Siyaset

'Hükümet sistemiyle ilgili netliğe ihtiyaç var'

TBMM Anayasa Komisyonu Başkanı Şentop, yeni anayasa ve başkanlık sistemine ilişkin, "Biz başkanlık sistemini talep ediyoruz. Hükümet sistemiyle ilgili netliğe ihtiyaç var. Sayın Bahçeli'nin de dile getirdiği konu öncelikli olarak bu.'' dedi. - Anadolu Ajansı

'Hükümet sistemiyle ilgili netliğe ihtiyaç var'
15-11-2016 17:08

BALIKESİR - Hüseyin Yeşilkavak

TBMM Anayasa Komisyonu Başkanı Mustafa Şentop, AA muhabirine yaptığı açıklamada, Başbakan Binali Yıldırım'ın yeni anayasa çalışmaları kapsamında MHP Genel Başkanı Devlet Bahçeli ile görüştüğünü anımsattı.

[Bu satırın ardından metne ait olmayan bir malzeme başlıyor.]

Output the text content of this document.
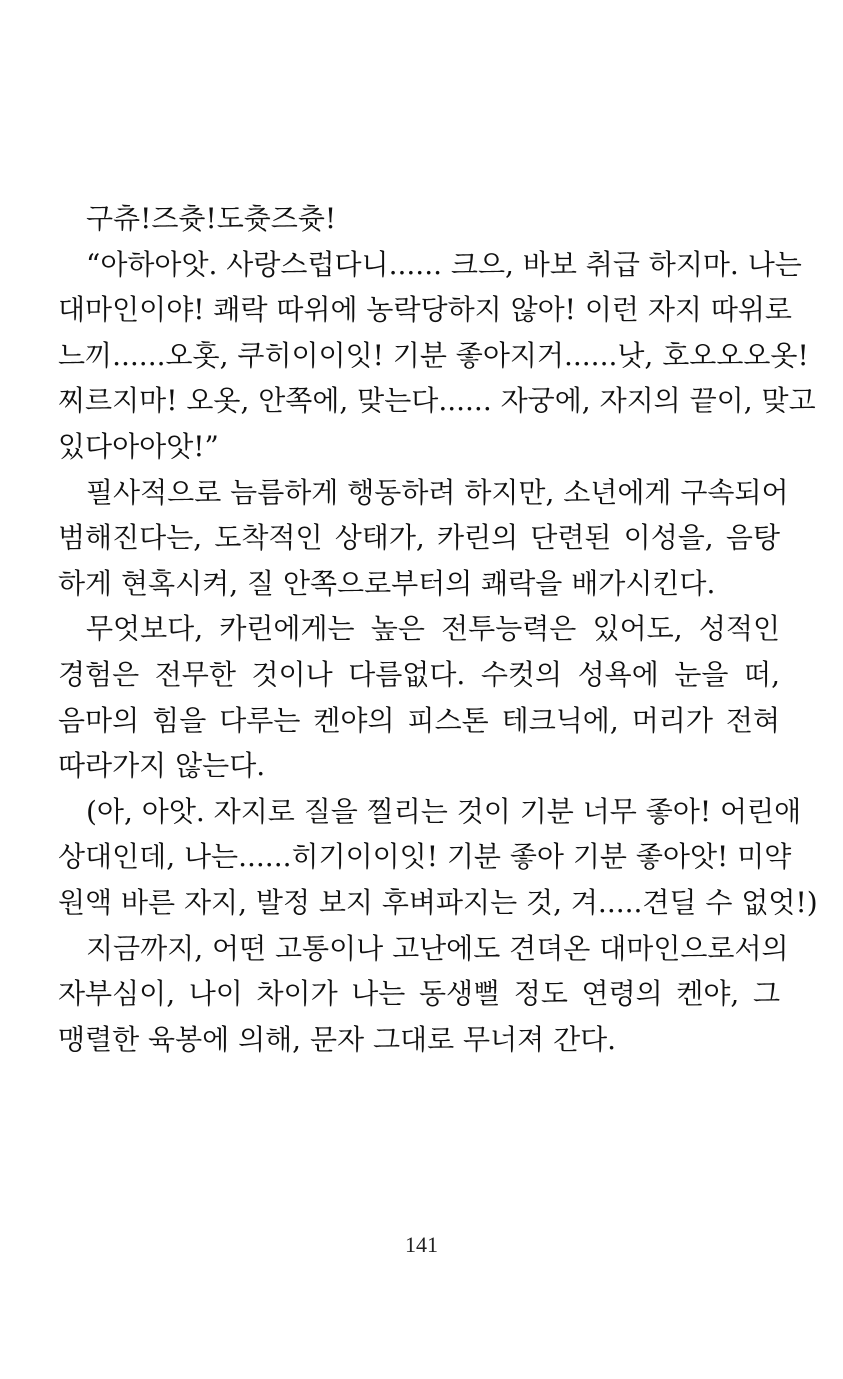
구츄!즈츗!도츗즈츗!
“아하아앗. 사랑스럽다니...... 크으, 바보 취급 하지마. 나는
대마인이야! 쾌락 따위에 농락당하지 않아! 이런 자지 따위로
느끼......오홋, 쿠히이이잇! 기분 좋아지거......낫, 호오오오옷!
찌르지마! 오옷, 안쪽에, 맞는다...... 자궁에, 자지의 끝이, 맞고
있다아아앗!”
필사적으로 늠름하게 행동하려 하지만, 소년에게 구속되어
범해진다는, 도착적인 상태가, 카린의 단련된 이성을, 음탕
하게 현혹시켜, 질 안쪽으로부터의 쾌락을 배가시킨다.
무엇보다, 카린에게는 높은 전투능력은 있어도, 성적인
경험은 전무한 것이나 다름없다. 수컷의 성욕에 눈을 떠,
음마의 힘을 다루는 켄야의 피스톤 테크닉에, 머리가 전혀
따라가지 않는다.
(아, 아앗. 자지로 질을 찔리는 것이 기분 너무 좋아! 어린애
상대인데, 나는......히기이이잇! 기분 좋아 기분 좋아앗! 미약
원액 바른 자지, 발정 보지 후벼파지는 것, 겨.....견딜 수 없엇!)
지금까지, 어떤 고통이나 고난에도 견뎌온 대마인으로서의
자부심이, 나이 차이가 나는 동생뻘 정도 연령의 켄야, 그
맹렬한 육봉에 의해, 문자 그대로 무너져 간다.
141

MHP Genel Başkanı Devlet Bahçeli'nin anayasa değişikliğinin önünü açacak bir açıklama yaptığını dile getiren Şentop, şöyle konuştu:

''Burada AK Parti'nin oy kullanabilecek milletvekili sayısı 316. Anayasa değişikliğiyle ilgili bir çalışma yapılabilmesi için bunun en az 330 oyla Meclisten geçmesi gerekir. Bu bakımdan bizim AK Parti olarak tek başımıza böyle bir öneriyi verip Mecliste geçirmemiz mümkün değil. Başka partilerden milletvekillerinin desteğine ihtiyacımız var. Bu açıdan Bahçeli'nin açıklaması da önemli. Eğer bu konuda birlikte hareket etme, mutabık kalma durumu imkanı netleşirse o zaman bunun Meclise teklif olarak verilmesi mümkün olacak. Herhalde önümüzdeki günlerde, 1-2 hafta içinde net olarak bu konu ortaya çıkacaktır diye düşünüyorum.''

Şentop, hükümet olarak bu konudaki taleplerinin çok net olduğunu belirterek, ''Biz başkanlık sistemini talep ediyoruz. Hükümet sistemiyle ilgili netliğe ihtiyaç var. Sayın Bahçeli'nin de dile getirdiği konu öncelikli olarak bu." dedi.

"Kendi tezine güvensizlik"

Mustafa Şentop, yeni anayasa konusunda CHP'nin her konuda olduğu gibi sadece bir karşı çıkma, engelleme pozisyonu içinde olduğunu söyledi.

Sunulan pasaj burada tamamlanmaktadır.